Each pass surfaced a layer the last pass hadn’t seen. Each fix felt like the last fix.
It wasn’t.
The skill
What I had been doing wrong is the part worth writing down.
I had been asking the model to “fix the SEO.” A goal that vague returns whatever is on top of the model’s stack. The model is competent. It is not a checklist. It surfaces what it surfaces, repairs that, reports success, and moves on. The next layer is invisible until you ask again. The layer after that is invisible until you ask a third time. The session walks in circles around a property that is still broken, fixing one true thing per loop.
The fix was invoking /seo-audit as a skill, explicitly, by name. Installed from skills.sh a week earlier and forgotten about until this session.
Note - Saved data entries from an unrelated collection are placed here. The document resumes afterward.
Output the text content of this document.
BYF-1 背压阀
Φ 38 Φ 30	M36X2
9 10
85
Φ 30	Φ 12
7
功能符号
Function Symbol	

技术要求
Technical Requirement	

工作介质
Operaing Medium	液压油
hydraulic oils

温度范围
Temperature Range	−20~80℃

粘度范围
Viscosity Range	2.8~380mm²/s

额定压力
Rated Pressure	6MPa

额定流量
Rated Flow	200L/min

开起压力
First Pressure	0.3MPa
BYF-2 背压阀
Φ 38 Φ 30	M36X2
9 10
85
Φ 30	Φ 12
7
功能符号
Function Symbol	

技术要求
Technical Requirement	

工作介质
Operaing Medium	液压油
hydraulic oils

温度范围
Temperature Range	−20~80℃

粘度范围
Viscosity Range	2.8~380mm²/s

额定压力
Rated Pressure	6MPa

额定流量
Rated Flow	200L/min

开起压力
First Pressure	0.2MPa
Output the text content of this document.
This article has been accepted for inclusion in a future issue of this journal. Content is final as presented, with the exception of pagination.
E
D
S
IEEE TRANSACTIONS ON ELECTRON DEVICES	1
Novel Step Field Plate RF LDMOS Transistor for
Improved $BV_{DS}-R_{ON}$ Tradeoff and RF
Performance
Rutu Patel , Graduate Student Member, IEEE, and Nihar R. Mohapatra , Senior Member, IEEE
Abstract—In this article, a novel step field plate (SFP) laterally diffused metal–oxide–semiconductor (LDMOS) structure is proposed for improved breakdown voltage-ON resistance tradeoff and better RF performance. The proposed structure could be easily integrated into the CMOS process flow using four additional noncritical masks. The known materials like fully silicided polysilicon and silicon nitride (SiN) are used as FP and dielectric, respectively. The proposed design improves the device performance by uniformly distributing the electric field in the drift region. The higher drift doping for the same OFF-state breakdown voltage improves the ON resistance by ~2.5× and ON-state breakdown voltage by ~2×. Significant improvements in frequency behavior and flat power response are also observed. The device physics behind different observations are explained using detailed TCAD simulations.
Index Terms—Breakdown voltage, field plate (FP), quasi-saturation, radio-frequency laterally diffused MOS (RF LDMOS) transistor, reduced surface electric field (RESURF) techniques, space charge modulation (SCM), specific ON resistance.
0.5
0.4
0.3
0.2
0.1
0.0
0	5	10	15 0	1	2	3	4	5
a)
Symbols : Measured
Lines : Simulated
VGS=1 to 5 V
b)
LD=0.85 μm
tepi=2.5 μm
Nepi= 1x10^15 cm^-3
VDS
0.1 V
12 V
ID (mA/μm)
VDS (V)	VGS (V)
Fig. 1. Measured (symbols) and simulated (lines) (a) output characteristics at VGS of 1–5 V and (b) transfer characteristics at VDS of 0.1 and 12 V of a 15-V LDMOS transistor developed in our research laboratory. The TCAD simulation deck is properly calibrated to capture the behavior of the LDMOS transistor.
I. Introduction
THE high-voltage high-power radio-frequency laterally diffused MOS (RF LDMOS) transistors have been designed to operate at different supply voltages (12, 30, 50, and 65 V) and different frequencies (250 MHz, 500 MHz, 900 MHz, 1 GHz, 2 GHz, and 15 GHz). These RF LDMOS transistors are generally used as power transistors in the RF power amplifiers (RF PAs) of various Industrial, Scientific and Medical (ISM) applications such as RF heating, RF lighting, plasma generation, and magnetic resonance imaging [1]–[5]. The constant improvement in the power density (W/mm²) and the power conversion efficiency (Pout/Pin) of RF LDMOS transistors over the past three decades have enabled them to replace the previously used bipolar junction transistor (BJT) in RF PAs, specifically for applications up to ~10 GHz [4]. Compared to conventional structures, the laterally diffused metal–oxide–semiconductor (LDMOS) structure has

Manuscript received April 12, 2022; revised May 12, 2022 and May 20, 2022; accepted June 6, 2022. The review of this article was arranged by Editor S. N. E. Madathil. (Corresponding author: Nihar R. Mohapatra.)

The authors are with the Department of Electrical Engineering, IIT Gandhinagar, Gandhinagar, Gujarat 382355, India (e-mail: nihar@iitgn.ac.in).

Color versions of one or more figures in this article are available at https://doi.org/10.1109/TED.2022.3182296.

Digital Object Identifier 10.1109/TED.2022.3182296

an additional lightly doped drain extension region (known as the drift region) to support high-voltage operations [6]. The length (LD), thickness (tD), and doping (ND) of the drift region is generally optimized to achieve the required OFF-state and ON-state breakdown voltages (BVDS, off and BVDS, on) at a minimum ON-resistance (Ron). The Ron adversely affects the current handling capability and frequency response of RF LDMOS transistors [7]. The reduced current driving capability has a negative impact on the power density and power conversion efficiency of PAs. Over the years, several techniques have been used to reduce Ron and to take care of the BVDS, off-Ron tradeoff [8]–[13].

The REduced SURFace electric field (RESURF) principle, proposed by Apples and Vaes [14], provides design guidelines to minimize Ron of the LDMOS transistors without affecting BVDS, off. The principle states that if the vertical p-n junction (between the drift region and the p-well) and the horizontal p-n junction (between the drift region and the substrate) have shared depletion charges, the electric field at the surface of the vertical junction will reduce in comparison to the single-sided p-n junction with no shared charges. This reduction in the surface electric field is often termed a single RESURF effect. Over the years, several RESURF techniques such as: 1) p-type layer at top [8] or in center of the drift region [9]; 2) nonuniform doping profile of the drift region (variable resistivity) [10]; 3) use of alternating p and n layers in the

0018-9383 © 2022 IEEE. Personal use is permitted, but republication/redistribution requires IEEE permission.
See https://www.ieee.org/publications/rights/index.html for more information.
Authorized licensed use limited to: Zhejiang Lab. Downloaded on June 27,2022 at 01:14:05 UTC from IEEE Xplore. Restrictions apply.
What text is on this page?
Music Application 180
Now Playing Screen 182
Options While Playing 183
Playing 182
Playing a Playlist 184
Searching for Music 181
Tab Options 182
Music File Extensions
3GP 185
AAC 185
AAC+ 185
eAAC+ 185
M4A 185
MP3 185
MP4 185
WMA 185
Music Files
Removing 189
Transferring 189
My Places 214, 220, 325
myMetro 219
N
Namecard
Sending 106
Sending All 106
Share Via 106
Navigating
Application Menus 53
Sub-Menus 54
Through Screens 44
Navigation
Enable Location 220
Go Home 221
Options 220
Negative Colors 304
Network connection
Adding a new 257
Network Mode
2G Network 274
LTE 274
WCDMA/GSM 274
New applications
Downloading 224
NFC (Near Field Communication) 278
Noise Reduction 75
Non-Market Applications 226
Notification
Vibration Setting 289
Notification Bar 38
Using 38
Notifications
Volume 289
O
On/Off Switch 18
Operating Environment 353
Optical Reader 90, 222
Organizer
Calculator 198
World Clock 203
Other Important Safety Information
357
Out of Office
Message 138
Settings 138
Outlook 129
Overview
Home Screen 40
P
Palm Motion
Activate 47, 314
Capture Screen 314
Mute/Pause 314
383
A skill is a written checklist the model is forced to read before answering. Not because the model is smarter inside the skill. The model is the same model. The skill walks every dimension at once: soft-404 status, canonical reciprocity, hreflang script subtags, sitemap protocol compliance, robots syntax, JavaScript cloaking risk, structured data coverage, cache header parity, locale content quality. Each one a check it would have done if asked individually. None of them obvious from “fix the SEO.”
Same model. Same codebase. A different shape of question.
One pass produced the full punch list. The next pass cleared it. Sixteen Playwright cases verified the locale banner across RTL, LTR, dismiss, persistence, and click-through. The build came back green.
What the model was asking
Vague prompts get vague triage. The model isn’t lazy. It’s literal. When the goal is “fix the SEO,” the model fixes the part of the SEO it can see from where it’s standing. Standing somewhere else requires a different prompt, or someone else’s checklist held to the screen.
The general shape of the rule: if a task has a known-good audit procedure — security review, accessibility, performance, SEO, anything with a published rubric — invoke the rubric as a skill. Don’t ask the model to remember the dimensions. Ask the skill to walk them. Skills exist because models forget the boring parts. Boring parts are where deindex bugs live.
The index doesn’t come back overnight. The recovery curve is two weeks of waiting. But the property is correct now: every locale self-canonicalizes, every hreflang reciprocates, every 404 returns 404, every sitemap entry resolves to an indexable HTML page.
The thing I learned wasn’t about SEO.
The model knows everything. The model notices what you point at. The skill is the pointing.